Il compagno uccide il figlio mentre lei lavora, per Rebecca 16 mesi di carcere per mancata vigilanza

Il suo compagno ha ucciso il figlioletto di 2 anni massacrandolo di botte in casa mentre lei era al lavoro ma per i giudici statunitensi anche lei è colpevole per la mancata vigilanza sul piccolo lasciato da solo con l'uomo. La terribile storia di violenze e abusi domestici arriva dall'Oklahoma dove venerdì un tribunale locale ha condannato la donna, Rebecca Hogue, a sedici mesi di reclusione da scontare in carcere. L'efferato delitto risale alle prime ore del capodanno 2020, quando la donna, tornata a casa da un turno di 12 ore al casinò dell'Oklahoma dove lavorava come cameriera, non si era accorta del figlio picchiato brutalmente dal compagno Christopher Trent e si era addormentata. Solo al risveglio, diverse ore dopo, si era accorta delle condizioni del piccolo Ryder che non respirava e aveva chiamato i soccorsi, ma era ormai troppo tardi.

Il rapporto di un medico legale in seguito ha stabilito che la causa della morte del bimbo è da individuare in diversi traumi da corpo contundente. Il compagno della donna, invece, è stato trovato senza vita quattro giorni dopo nelle montagne di Wichita: per la polizia si sarebbe suicidato. Scolpite in un albero vicino al luogo in cui è stato trovato il suo corpo c'erano queste parole: "Rebecca è innocente". Le indagini degli inquirenti però si sono concentrate proprio sulla donna accusata di omicidio di primo grado. In Oklahoma, infatti, i genitori che non proteggono i propri figli dagli abusi sui minori possono essere accusati degli stessi crimini del vero abusatore. Leggi sulla "mancata protezione", che da sempre hanno attirato molte critiche perché criminalizzano le vittime di abusi domestici che per paura spesso non denunciano.

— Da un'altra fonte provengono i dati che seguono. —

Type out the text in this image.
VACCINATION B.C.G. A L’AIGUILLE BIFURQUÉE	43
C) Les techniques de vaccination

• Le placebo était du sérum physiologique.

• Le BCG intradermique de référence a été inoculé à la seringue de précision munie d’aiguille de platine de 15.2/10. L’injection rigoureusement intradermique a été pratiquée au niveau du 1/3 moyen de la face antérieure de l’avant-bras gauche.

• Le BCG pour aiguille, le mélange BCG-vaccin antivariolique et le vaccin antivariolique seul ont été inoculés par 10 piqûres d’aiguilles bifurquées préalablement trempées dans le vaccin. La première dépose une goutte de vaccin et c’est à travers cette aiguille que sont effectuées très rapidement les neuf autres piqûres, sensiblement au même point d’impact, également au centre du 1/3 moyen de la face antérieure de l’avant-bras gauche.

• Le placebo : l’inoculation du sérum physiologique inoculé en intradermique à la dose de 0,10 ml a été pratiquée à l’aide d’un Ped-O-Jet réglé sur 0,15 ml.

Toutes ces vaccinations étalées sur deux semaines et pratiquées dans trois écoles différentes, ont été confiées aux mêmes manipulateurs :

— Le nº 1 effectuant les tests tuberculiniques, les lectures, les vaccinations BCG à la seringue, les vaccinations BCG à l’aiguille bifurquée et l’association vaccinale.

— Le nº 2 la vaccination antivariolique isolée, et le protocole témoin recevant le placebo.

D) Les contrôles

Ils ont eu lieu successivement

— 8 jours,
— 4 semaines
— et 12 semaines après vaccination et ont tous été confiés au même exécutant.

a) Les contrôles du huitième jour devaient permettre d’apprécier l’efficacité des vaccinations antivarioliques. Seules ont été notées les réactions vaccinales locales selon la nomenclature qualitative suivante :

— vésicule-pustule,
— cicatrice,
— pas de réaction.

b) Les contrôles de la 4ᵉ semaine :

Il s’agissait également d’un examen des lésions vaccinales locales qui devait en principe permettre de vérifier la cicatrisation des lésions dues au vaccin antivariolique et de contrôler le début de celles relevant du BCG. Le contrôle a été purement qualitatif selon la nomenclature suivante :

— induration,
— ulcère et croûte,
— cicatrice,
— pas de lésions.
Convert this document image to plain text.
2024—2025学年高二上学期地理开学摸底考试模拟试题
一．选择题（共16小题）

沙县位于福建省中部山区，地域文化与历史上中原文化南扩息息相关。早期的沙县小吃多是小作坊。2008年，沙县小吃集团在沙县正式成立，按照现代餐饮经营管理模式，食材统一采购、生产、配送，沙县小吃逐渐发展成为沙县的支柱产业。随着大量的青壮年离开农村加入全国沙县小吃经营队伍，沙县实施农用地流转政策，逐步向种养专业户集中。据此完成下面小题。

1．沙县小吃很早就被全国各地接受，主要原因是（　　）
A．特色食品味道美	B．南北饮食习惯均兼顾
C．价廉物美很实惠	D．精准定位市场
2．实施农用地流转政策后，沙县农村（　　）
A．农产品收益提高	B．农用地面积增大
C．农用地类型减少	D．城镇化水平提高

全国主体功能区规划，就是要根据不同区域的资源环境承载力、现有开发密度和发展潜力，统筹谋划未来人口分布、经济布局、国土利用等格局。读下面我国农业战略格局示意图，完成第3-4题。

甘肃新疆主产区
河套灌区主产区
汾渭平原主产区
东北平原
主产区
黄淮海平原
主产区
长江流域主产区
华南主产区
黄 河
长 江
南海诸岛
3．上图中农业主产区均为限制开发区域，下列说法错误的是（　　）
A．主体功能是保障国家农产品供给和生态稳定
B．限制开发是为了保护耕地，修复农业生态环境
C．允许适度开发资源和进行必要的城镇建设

Il processo contro Hogue si è svolto nell'autunno dello scorso anno e si è concluso con una sentenza di condanna da parte della giuria che aveva consigliato anche la pena dell'ergastolo ma i giudici sono stati più clementi stabilendo 16 mesi di reclusione a cui andranno tolti tre mesi di custodia cautelare già trascorsi in carcere. La 29enne ha sempre detto che non aveva idea che Trent stesse abusando di Ryder fino alla sua morte, anche se aveva iniziato a notare che il ragazzo aveva lievi ferite inspiegabili. Per i giudici però le ricerche fatte sul suo cellulare dimostrano che sapeva degli abusi e non ha fatto nulla al riguardo.